Petanque Pistes a settling down time
Piste maintenance. A lot of clubs are either putting in a new piste or extending their current one.
So, you have followed all the instructions and advice and have a lovely new piste all ready for action. Well, the piste will take a bit of time to settle in. No matter how much you compact the surface of the piste it will still settle of its own accord. This takes time. The top finer layers of gravel will settle into the larger sub structure. This can be due to rain, walking on the piste as well as playing on it. We are trying to recreate a dusty French courtyard with rock and gravel so it may take some time. With the British weather this can be up to 2 years to get a nice compact even but not level surface to play Petanque on. The absorption of the top fine layers into the piste will give a nice hard surface but you may need to have a little extra top layer so the piste can be fed. The addition should not make the piste too deep but it will need to be carried out. The main thing to remember is the sub structure may settle at different rates and the impact of boule into one area may cause the lower larger stone to come up through the top layers. This can be annoying as it looks like the piste is breaking up. The solution is to hammer these stones back into the piste and firm down the surrounding area. One of the reasons this happens is the players always take the circle to the back of the piste to start an end. This means the boule tend to land in the same place when thrown and these constant impacts upset the balance of the sub structure. A new piste needs to be played on all over so be aware the circle may need to be placed in different places when practicing to ensure even impact on the piste. Practicing shooting on a new piste is ok but you will need to ensure the target boule is not in the same place all the time as this can destroy a new piste. If the sub structure comes up and is not replaced into the piste then you will have a hole or dip form in the piste. This may be an ideal home advantage, but this hole will grow like a pot hole over time. The ground will give natural contours as the piste settles so you will still have home advantage.

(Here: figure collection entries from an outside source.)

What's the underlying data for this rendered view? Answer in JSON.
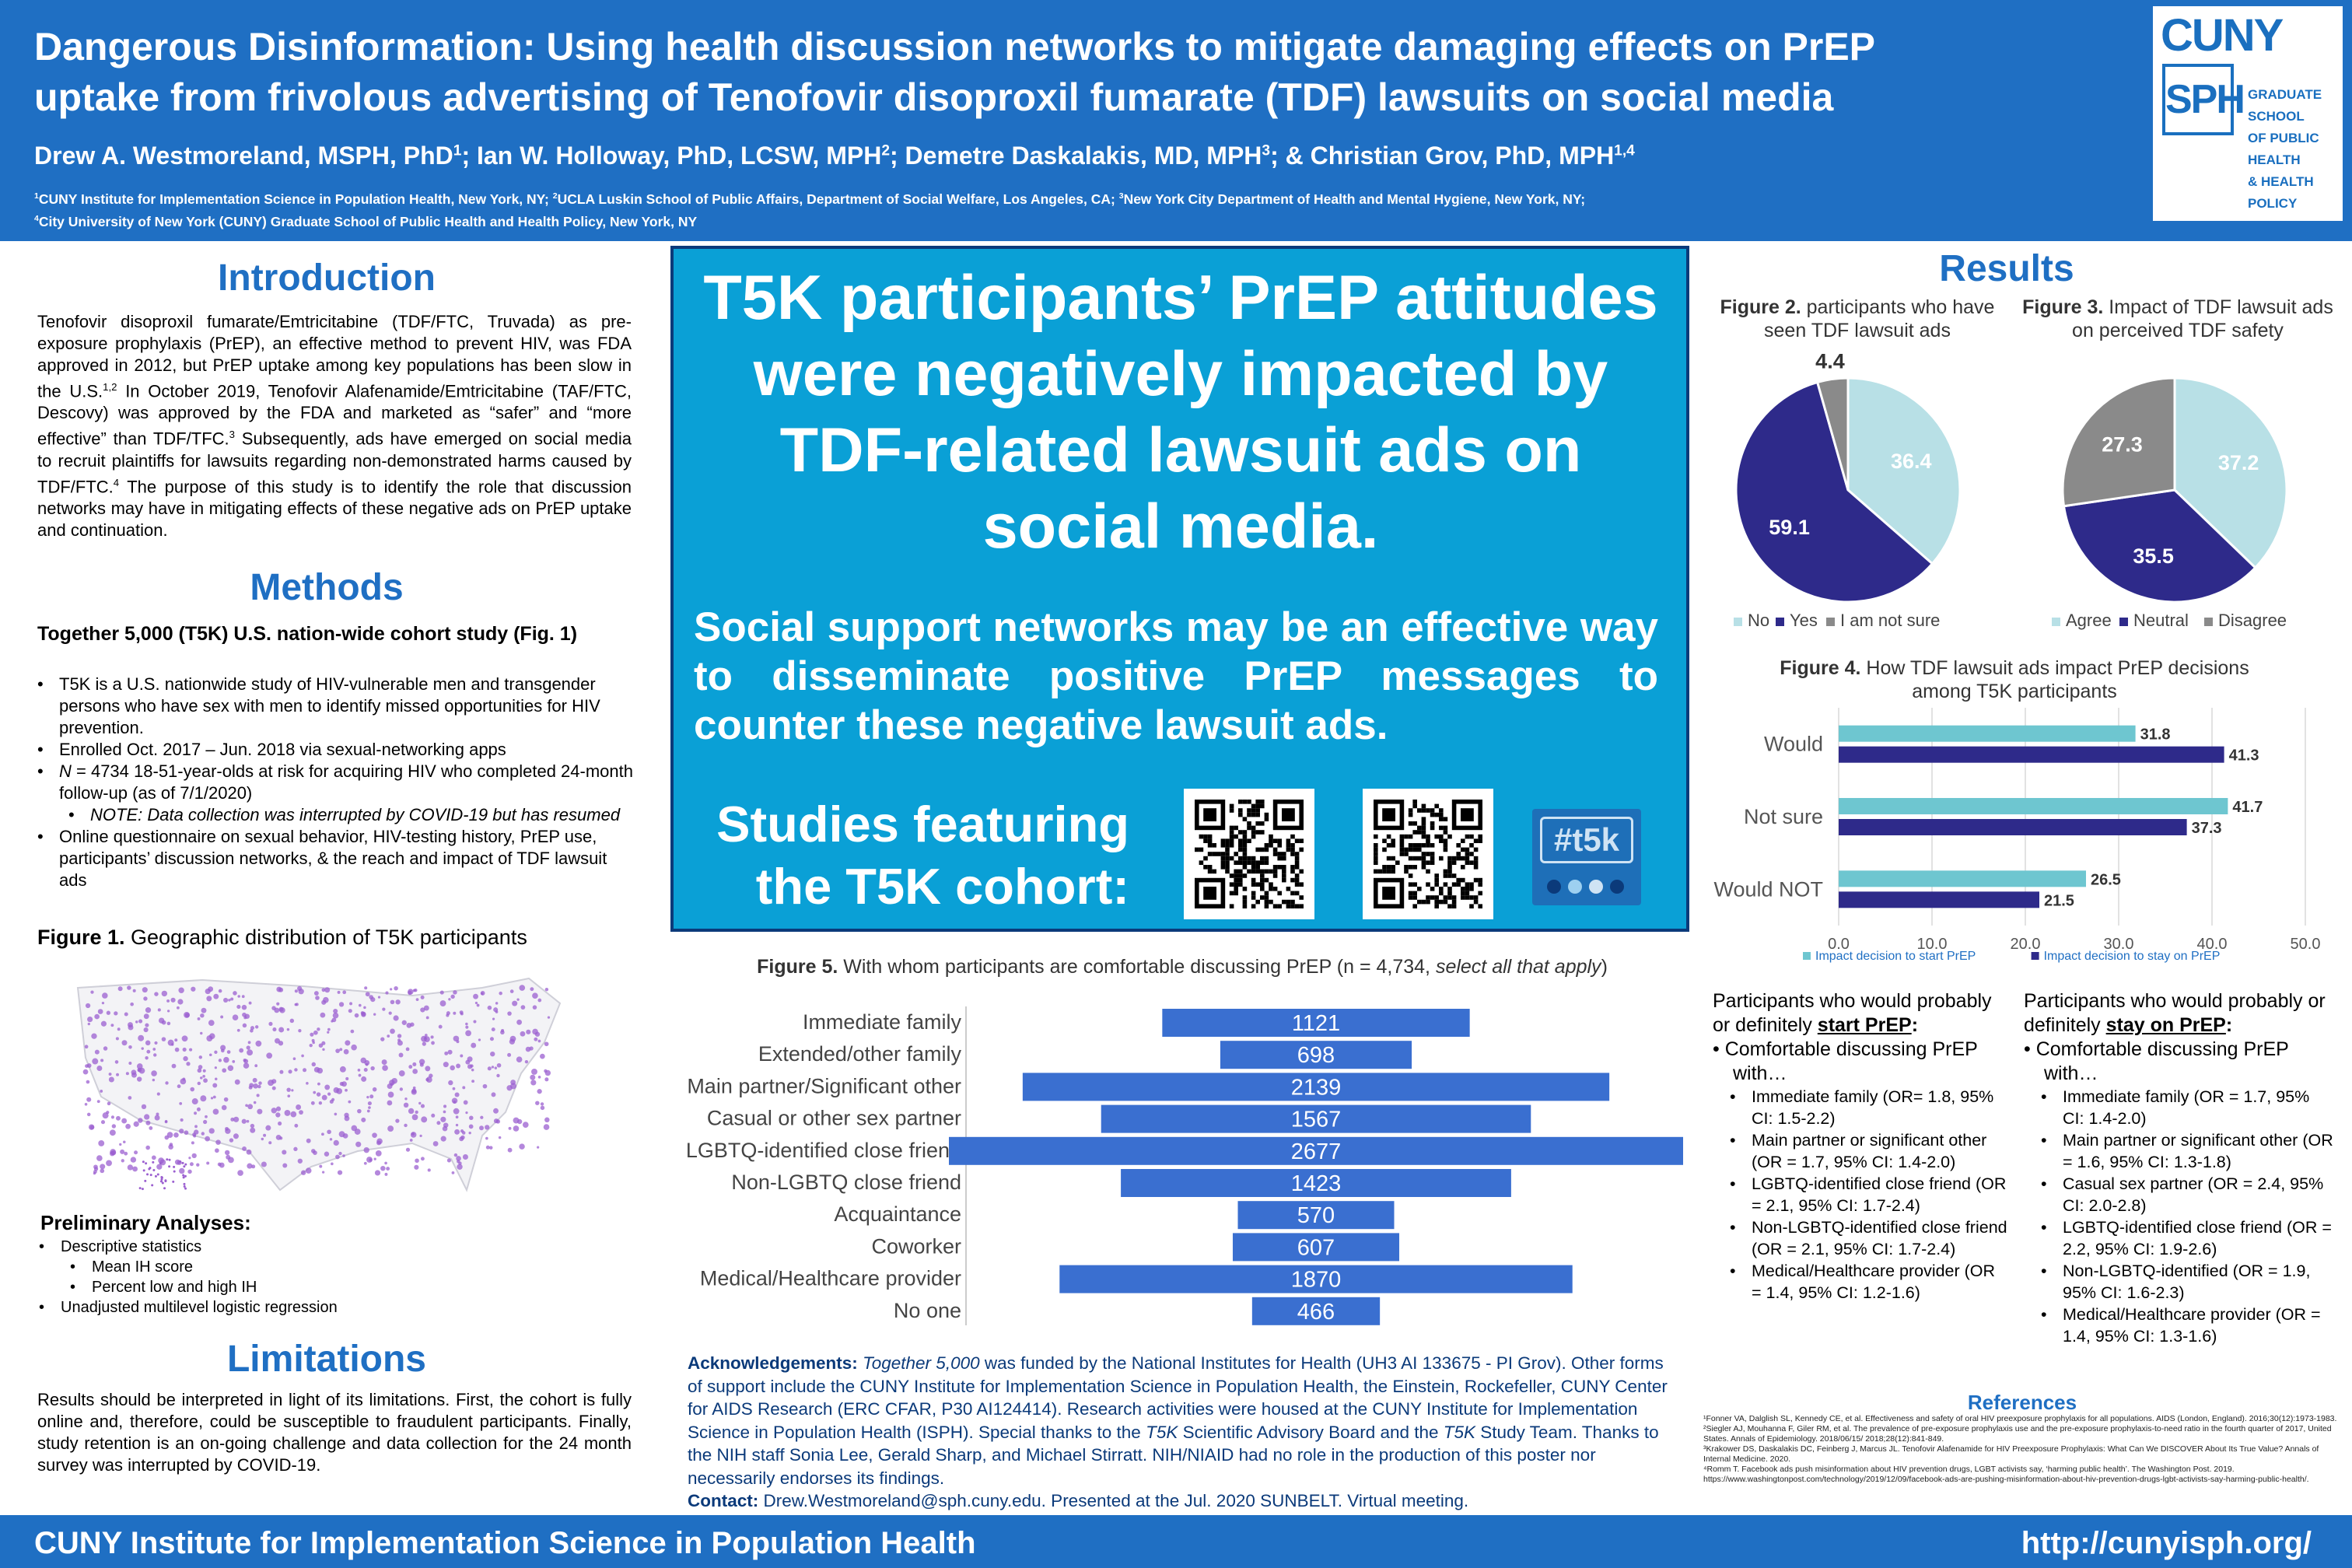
{
  "header": {
    "title_line1": "Dangerous Disinformation: Using health discussion networks to mitigate damaging effects on PrEP",
    "title_line2": "uptake from frivolous advertising of Tenofovir disoproxil fumarate (TDF) lawsuits on social media",
    "authors": [
      {
        "name": "Drew A. Westmoreland, MSPH, PhD",
        "sup": "1",
        "sep": "; "
      },
      {
        "name": "Ian W. Holloway, PhD, LCSW, MPH",
        "sup": "2",
        "sep": "; "
      },
      {
        "name": "Demetre Daskalakis, MD, MPH",
        "sup": "3",
        "sep": "; & "
      },
      {
        "name": "Christian Grov, PhD, MPH",
        "sup": "1,4",
        "sep": ""
      }
    ],
    "affiliations_line1": [
      {
        "sup": "1",
        "text": "CUNY Institute for Implementation Science in Population Health, New York, NY; "
      },
      {
        "sup": "2",
        "text": "UCLA Luskin School of Public Affairs, Department of Social Welfare, Los Angeles, CA; "
      },
      {
        "sup": "3",
        "text": "New York City Department of Health and Mental Hygiene, New York, NY;"
      }
    ],
    "affiliations_line2": [
      {
        "sup": "4",
        "text": "City University of New York (CUNY) Graduate School of Public Health and Health Policy, New York, NY"
      }
    ],
    "logo": {
      "cuny": "CUNY",
      "sph": "SPH",
      "school_lines": [
        "GRADUATE",
        "SCHOOL",
        "OF PUBLIC",
        "HEALTH",
        "& HEALTH",
        "POLICY"
      ]
    }
  },
  "introduction": {
    "heading": "Introduction",
    "text_parts": [
      "Tenofovir disoproxil fumarate/Emtricitabine (TDF/FTC, Truvada) as pre-exposure prophylaxis (PrEP), an effective method to prevent HIV, was FDA approved in 2012, but PrEP uptake among key populations has been slow in the U.S.",
      "1,2",
      " In October 2019, Tenofovir Alafenamide/Emtricitabine (TAF/FTC, Descovy) was approved by the FDA and marketed as “safer” and “more effective” than TDF/TFC.",
      "3",
      " Subsequently, ads have emerged on social media to recruit plaintiffs for lawsuits regarding non-demonstrated harms caused by TDF/FTC.",
      "4",
      " The purpose of this study is to identify the role that discussion networks may have in mitigating effects of these negative ads on PrEP uptake and continuation."
    ]
  },
  "methods": {
    "heading": "Methods",
    "subheading": "Together 5,000 (T5K) U.S. nation-wide cohort study (Fig. 1)",
    "bullets": [
      {
        "level": 1,
        "text": "T5K is a U.S. nationwide study of HIV-vulnerable men and transgender persons who have sex with men to identify missed opportunities for HIV prevention."
      },
      {
        "level": 1,
        "text": "Enrolled Oct. 2017 – Jun. 2018 via sexual-networking apps"
      },
      {
        "level": 1,
        "italic_prefix": "N",
        "text": " = 4734 18-51-year-olds at risk for acquiring HIV who completed 24-month follow-up (as of 7/1/2020)"
      },
      {
        "level": 2,
        "italic_text": "NOTE: Data collection was interrupted by COVID-19 but has resumed"
      },
      {
        "level": 1,
        "text": "Online questionnaire on sexual behavior, HIV-testing history, PrEP use, participants’ discussion networks, & the reach and impact of TDF lawsuit ads"
      }
    ],
    "figure1_caption_bold": "Figure 1.",
    "figure1_caption": " Geographic distribution of T5K participants",
    "prelim_heading": "Preliminary Analyses:",
    "prelim_items": [
      {
        "level": 1,
        "text": "Descriptive statistics"
      },
      {
        "level": 2,
        "text": "Mean IH score"
      },
      {
        "level": 2,
        "text": "Percent low and high IH"
      },
      {
        "level": 1,
        "text": "Unadjusted multilevel logistic regression"
      }
    ]
  },
  "limitations": {
    "heading": "Limitations",
    "text": "Results should be interpreted in light of its limitations. First, the cohort is fully online and, therefore, could be susceptible to fraudulent participants. Finally, study retention is an on-going challenge and data collection for the 24 month survey was interrupted by COVID-19."
  },
  "center": {
    "main_claim": "T5K participants’ PrEP attitudes were negatively impacted by TDF-related lawsuit ads on social media.",
    "sub_claim": "Social support networks may be an effective way to disseminate positive PrEP messages to counter these negative lawsuit ads.",
    "studies_label_line1": "Studies featuring",
    "studies_label_line2": "the T5K cohort:",
    "t5k_logo_text": "#t5k"
  },
  "results": {
    "heading": "Results",
    "fig2_caption_bold": "Figure 2.",
    "fig2_caption": " participants who have seen TDF lawsuit ads",
    "fig3_caption_bold": "Figure 3.",
    "fig3_caption": " Impact of TDF lawsuit ads on perceived TDF safety",
    "fig4_caption_bold": "Figure 4.",
    "fig4_caption": " How TDF lawsuit ads impact PrEP decisions among T5K participants",
    "fig5_caption_bold": "Figure 5.",
    "fig5_caption": " With whom participants are comfortable discussing PrEP (n = 4,734, ",
    "fig5_caption_italic": "select all that apply",
    "fig5_caption_end": ")"
  },
  "chart_data": [
    {
      "id": "fig2",
      "type": "pie",
      "categories": [
        "No",
        "Yes",
        "I am not sure"
      ],
      "values": [
        36.4,
        59.1,
        4.4
      ],
      "colors": [
        "#b8e0e6",
        "#2e2a8a",
        "#8a8a8a"
      ],
      "label_colors": [
        "#ffffff",
        "#ffffff",
        "#333333"
      ],
      "legend": "bottom"
    },
    {
      "id": "fig3",
      "type": "pie",
      "categories": [
        "Agree",
        "Neutral",
        "Disagree"
      ],
      "values": [
        37.2,
        35.5,
        27.3
      ],
      "colors": [
        "#b8e0e6",
        "#2e2a8a",
        "#8a8a8a"
      ],
      "label_colors": [
        "#ffffff",
        "#ffffff",
        "#ffffff"
      ],
      "legend": "bottom"
    },
    {
      "id": "fig4",
      "type": "bar",
      "orientation": "horizontal",
      "categories": [
        "Would",
        "Not sure",
        "Would NOT"
      ],
      "series": [
        {
          "name": "Impact decision to start PrEP",
          "values": [
            31.8,
            41.7,
            26.5
          ],
          "color": "#6ec6d0"
        },
        {
          "name": "Impact decision to stay on PrEP",
          "values": [
            41.3,
            37.3,
            21.5
          ],
          "color": "#2e2a8a"
        }
      ],
      "xlim": [
        0,
        50
      ],
      "xticks": [
        "0.0",
        "10.0",
        "20.0",
        "30.0",
        "40.0",
        "50.0"
      ],
      "grid": true,
      "legend": "bottom"
    },
    {
      "id": "fig5",
      "type": "bar",
      "orientation": "horizontal-centered",
      "categories": [
        "Immediate family",
        "Extended/other family",
        "Main partner/Significant other",
        "Casual or other sex partner",
        "LGBTQ-identified close friend",
        "Non-LGBTQ close friend",
        "Acquaintance",
        "Coworker",
        "Medical/Healthcare provider",
        "No one"
      ],
      "values": [
        1121,
        698,
        2139,
        1567,
        2677,
        1423,
        570,
        607,
        1870,
        466
      ],
      "color": "#3a6fd0"
    }
  ],
  "start_prep": {
    "heading_prefix": "Participants who would probably or definitely ",
    "heading_u": "start PrEP",
    "heading_suffix": ":",
    "lead": "Comfortable discussing PrEP with…",
    "items": [
      "Immediate family (OR= 1.8, 95% CI: 1.5-2.2)",
      "Main partner or significant other (OR = 1.7, 95% CI: 1.4-2.0)",
      "LGBTQ-identified close friend (OR = 2.1, 95% CI: 1.7-2.4)",
      "Non-LGBTQ-identified close friend (OR = 2.1, 95% CI: 1.7-2.4)",
      "Medical/Healthcare provider (OR = 1.4, 95% CI: 1.2-1.6)"
    ]
  },
  "stay_prep": {
    "heading_prefix": "Participants who would probably or definitely ",
    "heading_u": "stay on PrEP",
    "heading_suffix": ":",
    "lead": "Comfortable discussing PrEP with…",
    "items": [
      "Immediate family (OR = 1.7, 95% CI: 1.4-2.0)",
      "Main partner or significant other (OR = 1.6, 95% CI: 1.3-1.8)",
      "Casual sex partner (OR = 2.4, 95% CI: 2.0-2.8)",
      "LGBTQ-identified close friend (OR = 2.2, 95% CI: 1.9-2.6)",
      "Non-LGBTQ-identified (OR = 1.9, 95% CI: 1.6-2.3)",
      "Medical/Healthcare provider (OR = 1.4, 95% CI: 1.3-1.6)"
    ]
  },
  "references": {
    "heading": "References",
    "items": [
      "¹Fonner VA, Dalglish SL, Kennedy CE, et al. Effectiveness and safety of oral HIV preexposure prophylaxis for all populations. AIDS (London, England). 2016;30(12):1973-1983.",
      "²Siegler AJ, Mouhanna F, Giler RM, et al. The prevalence of pre-exposure prophylaxis use and the pre-exposure prophylaxis-to-need ratio in the fourth quarter of 2017, United States. Annals of Epidemiology. 2018/06/15/ 2018;28(12):841-849.",
      "³Krakower DS, Daskalakis DC, Feinberg J, Marcus JL. Tenofovir Alafenamide for HIV Preexposure Prophylaxis: What Can We DISCOVER About Its True Value? Annals of Internal Medicine. 2020.",
      "⁴Romm T. Facebook ads push misinformation about HIV prevention drugs, LGBT activists say, ‘harming public health’. The Washington Post. 2019. https://www.washingtonpost.com/technology/2019/12/09/facebook-ads-are-pushing-misinformation-about-hiv-prevention-drugs-lgbt-activists-say-harming-public-health/."
    ]
  },
  "acknowledgements": {
    "label": "Acknowledgements:",
    "italic_study": "Together 5,000",
    "text1": " was funded by the National Institutes for Health (UH3 AI 133675 - PI Grov). Other forms of support include the CUNY Institute for Implementation Science in Population Health, the Einstein, Rockefeller, CUNY Center for AIDS Research (ERC CFAR, P30 AI124414). Research activities were housed at the CUNY Institute for Implementation Science in Population Health (ISPH). Special thanks to the ",
    "italic_t5k1": "T5K",
    "text2": " Scientific Advisory Board and the ",
    "italic_t5k2": "T5K",
    "text3": " Study Team. Thanks to the NIH staff Sonia Lee, Gerald Sharp, and Michael Stirratt. NIH/NIAID had no role in the production of this poster nor necessarily endorses its findings.",
    "contact_label": "Contact:",
    "contact_text": " Drew.Westmoreland@sph.cuny.edu. Presented at the Jul. 2020 SUNBELT. Virtual meeting."
  },
  "footer": {
    "left": "CUNY Institute for Implementation Science in Population Health",
    "right": "http://cunyisph.org/"
  }
}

Other things to watch out for are build up of finer gravel along the edges and ends. After play the piste should be raked so this extra gravel is placed back into the centre of the piste. This will protect the substructure and ensure a flatter piste. Use a leaf rake for this for the first two years. A normal rake will snag on the substructure and pull it out of the ground as you rake.
After the piste has settled you could take some of this top level away if you want a faster piste but for the first two years it is best left. Players may complain the piste is too deep but this is a step that is needed to ensure a superb piste in the future.
If the piste has not settled or you wish to harden the playing area, sweep the fine topping off the piste and then give it an industrial wacker plate treatment and then sweep the top layer back over the piste. This allows the wacker plate to impact on the lower areas of the substructure rather than bounce off the layer of fine gravel.
Once you are up and running the piste will need only occasional work in the autumn.